The US Department of Justice has also weighed in the Taamneh case, saying the US Court of Appeals for the Ninth Circuit erred in holding that plaintiffs plausibly allege Twitter knowingly provided substantial assistance to terrorists in the Turkey attack.

“Rather, plaintiffs allege that defendants knew that ISIS and its affiliates used defendants’ widely available social media platforms, in common with millions, if not billions, of other people around the world, and that defendants failed to actively monitor for and stop such use. Those allegations do not plausibly allege that defendants knowingly provided substantial assistance to the Reina attack,” it argued in support of reversal.

Both cases reached the Supreme Court via the Ninth Circuit. But the Ninth Circuit didn't address Section 230 liability in the Taamneh lawsuit against Twitter. Instead, the panel found that the Taamneh plaintiffs sufficiently alleged under the ATA that the tech companies’ support for ISIS was “substantial,” even though they took steps to remove ISIS accounts and videos.

In its last word on the Taamneh case last week, Twitter told the justices that it, Google and Facebook cannot be held in any “commonsense notion” to have abetted a terrorist act, even if the plaintiffs’ allegation was judged true that the companies knew ISIS had accounts on their platforms.

“Plaintiffs likewise do not dispute that no Defendant knew of, yet failed to remove, any account or post used to plan, prepare for, or commit the Reina attack or any other terrorist attack,” Twitter told the justices. “What Plaintiffs allege instead — that Defendants were generally aware that their billions of users included ISIS adherents who were misusing their routine services and that Defendants should have done more to find and prevent that misuse — does not constitute aiding and abetting an act of international terrorism, under the statutory text, common law principles, or any commonsense notion of what it means to ‘abet’ a criminal act.”

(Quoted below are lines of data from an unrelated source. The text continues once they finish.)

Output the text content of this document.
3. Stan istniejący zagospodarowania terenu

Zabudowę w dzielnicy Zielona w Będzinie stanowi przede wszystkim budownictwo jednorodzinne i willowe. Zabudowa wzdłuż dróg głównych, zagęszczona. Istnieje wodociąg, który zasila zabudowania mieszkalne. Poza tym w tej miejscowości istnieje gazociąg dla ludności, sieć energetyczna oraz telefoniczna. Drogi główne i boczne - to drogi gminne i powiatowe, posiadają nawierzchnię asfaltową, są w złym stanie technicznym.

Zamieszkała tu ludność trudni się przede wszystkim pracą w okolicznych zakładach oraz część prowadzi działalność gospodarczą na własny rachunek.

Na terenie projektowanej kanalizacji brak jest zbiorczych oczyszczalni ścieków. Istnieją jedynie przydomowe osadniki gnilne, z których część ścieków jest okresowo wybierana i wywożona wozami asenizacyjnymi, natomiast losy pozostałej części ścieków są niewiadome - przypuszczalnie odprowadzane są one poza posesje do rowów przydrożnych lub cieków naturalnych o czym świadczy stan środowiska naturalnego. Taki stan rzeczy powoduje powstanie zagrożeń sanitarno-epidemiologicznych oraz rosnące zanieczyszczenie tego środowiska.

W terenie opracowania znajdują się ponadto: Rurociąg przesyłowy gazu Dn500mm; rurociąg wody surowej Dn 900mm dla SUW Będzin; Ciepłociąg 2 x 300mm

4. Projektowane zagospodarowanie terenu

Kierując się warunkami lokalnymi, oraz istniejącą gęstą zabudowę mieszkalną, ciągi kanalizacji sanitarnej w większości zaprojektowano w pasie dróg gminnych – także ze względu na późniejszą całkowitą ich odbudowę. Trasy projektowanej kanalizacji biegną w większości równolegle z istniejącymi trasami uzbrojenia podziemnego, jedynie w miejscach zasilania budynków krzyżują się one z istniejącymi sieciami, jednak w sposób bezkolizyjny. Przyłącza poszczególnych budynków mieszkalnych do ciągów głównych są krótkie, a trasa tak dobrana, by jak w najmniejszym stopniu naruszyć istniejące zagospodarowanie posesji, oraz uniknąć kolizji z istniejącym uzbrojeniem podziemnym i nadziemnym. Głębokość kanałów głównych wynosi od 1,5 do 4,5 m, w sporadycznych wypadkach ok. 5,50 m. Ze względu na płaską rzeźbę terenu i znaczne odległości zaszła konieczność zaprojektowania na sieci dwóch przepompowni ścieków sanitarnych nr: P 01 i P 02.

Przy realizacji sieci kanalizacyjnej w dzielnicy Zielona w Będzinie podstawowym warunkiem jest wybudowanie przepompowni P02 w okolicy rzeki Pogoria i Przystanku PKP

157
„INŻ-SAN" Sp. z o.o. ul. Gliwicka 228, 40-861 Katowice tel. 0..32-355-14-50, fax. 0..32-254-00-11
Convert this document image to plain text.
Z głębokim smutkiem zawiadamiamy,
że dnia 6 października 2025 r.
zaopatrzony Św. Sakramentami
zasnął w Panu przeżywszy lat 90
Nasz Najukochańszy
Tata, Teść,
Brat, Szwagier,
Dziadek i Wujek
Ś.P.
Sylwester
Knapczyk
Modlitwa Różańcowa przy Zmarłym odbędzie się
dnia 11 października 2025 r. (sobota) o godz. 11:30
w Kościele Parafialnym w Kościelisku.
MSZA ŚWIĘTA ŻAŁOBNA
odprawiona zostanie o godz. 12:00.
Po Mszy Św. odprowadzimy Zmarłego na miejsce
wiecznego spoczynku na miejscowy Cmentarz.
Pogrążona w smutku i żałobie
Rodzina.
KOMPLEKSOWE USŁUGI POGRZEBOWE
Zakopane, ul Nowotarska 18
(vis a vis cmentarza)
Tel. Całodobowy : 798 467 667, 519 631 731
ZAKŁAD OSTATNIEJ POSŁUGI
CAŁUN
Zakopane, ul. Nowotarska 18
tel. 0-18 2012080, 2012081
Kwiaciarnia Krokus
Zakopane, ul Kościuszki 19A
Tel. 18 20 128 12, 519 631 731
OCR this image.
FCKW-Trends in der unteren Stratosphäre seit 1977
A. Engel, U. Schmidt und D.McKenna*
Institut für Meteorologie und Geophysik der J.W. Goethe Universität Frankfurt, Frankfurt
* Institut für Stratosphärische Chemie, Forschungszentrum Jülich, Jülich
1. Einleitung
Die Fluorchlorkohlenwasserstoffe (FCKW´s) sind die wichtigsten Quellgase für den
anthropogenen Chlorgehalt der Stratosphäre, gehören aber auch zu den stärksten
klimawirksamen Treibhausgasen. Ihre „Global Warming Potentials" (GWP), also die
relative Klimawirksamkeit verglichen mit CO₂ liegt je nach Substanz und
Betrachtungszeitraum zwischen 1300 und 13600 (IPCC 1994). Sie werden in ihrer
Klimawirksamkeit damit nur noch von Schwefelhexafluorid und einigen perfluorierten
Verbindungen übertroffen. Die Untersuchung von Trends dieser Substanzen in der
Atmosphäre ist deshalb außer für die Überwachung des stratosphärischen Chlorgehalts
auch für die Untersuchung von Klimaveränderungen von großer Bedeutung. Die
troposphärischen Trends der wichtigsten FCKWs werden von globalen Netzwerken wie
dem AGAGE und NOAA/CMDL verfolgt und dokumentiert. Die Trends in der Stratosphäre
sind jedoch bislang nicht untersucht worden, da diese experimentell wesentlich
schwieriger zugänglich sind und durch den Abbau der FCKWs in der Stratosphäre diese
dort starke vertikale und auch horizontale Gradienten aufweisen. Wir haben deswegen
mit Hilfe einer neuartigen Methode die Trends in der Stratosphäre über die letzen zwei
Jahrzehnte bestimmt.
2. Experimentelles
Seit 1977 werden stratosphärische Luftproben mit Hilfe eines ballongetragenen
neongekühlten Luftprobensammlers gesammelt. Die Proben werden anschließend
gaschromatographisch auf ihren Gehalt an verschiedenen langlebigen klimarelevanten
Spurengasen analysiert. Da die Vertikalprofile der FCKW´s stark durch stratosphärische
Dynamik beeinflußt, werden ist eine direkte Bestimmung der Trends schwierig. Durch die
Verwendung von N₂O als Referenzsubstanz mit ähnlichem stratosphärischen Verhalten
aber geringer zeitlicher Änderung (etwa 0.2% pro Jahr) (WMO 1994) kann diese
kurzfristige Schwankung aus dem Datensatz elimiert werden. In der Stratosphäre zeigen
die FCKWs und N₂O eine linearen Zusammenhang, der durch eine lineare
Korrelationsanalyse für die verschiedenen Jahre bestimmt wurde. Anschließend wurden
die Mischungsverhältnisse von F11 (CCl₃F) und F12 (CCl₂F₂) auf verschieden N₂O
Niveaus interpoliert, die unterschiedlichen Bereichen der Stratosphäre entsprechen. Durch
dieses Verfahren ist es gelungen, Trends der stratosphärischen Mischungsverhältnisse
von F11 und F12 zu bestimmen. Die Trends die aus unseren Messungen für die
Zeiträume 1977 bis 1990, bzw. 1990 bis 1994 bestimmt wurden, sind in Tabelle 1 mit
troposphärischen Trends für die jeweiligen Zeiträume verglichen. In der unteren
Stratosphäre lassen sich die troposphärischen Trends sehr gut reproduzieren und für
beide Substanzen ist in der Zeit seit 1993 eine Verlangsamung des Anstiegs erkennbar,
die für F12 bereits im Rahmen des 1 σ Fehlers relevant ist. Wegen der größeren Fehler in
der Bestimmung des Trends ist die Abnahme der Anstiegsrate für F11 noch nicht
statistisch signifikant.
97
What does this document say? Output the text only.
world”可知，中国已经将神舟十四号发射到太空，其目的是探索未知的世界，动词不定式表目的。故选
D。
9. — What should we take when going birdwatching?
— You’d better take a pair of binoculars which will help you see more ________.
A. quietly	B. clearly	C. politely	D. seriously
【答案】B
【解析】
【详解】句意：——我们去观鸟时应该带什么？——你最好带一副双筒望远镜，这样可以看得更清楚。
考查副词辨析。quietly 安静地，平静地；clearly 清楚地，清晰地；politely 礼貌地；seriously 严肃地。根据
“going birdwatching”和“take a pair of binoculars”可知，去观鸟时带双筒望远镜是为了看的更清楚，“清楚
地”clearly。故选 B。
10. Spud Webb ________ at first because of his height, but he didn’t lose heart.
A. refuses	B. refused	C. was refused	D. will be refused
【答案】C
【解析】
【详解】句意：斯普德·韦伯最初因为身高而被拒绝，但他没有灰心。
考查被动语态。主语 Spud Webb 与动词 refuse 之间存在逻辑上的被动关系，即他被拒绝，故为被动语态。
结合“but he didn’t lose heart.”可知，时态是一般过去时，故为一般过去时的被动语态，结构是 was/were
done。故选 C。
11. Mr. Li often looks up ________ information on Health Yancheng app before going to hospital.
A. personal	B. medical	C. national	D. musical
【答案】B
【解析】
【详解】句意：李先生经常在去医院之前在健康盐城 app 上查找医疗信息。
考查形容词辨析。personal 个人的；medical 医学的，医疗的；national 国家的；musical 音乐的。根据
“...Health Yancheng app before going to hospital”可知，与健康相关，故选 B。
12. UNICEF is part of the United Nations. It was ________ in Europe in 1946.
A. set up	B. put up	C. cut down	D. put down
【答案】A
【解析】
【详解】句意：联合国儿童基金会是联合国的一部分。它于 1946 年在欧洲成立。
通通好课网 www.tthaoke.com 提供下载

One underlying truth the justices will have to confront next week is that the Internet of 1996, when Section 230 became law, was nothing like the Internet of 2023 — an all-encompassing medium where platforms are increasingly the vector of transmission for dangerous conspiracy theories, mental health problems for teenagers, the live-broadcast mass shootings and a growing list of other societal problems.

The buzzing dial-up connections to the primitive online bulletin boards of the 1990s are a far cry from the immersive experience that virtual reality and streaming video are poised to become, if they are not already there. A single video about body image is not likely to cause a teenager to become anorexic, but an algorithmically driven, constant stream of such content directed for months to the Instagram or TikTok feed of someone who shows an initial interest in that content — driven by AI technology that didn’t exist in the mid 1990s — could lead to much more powerful harms.

Whether it decides to draw a clear line on the liability of interactive platforms for algorithmic content moderation or issues a narrow opinion that effectively kicks the issue to US lawmakers, the Supreme Court itself is vulnerable to a key criticism: It should have intervened much sooner than this.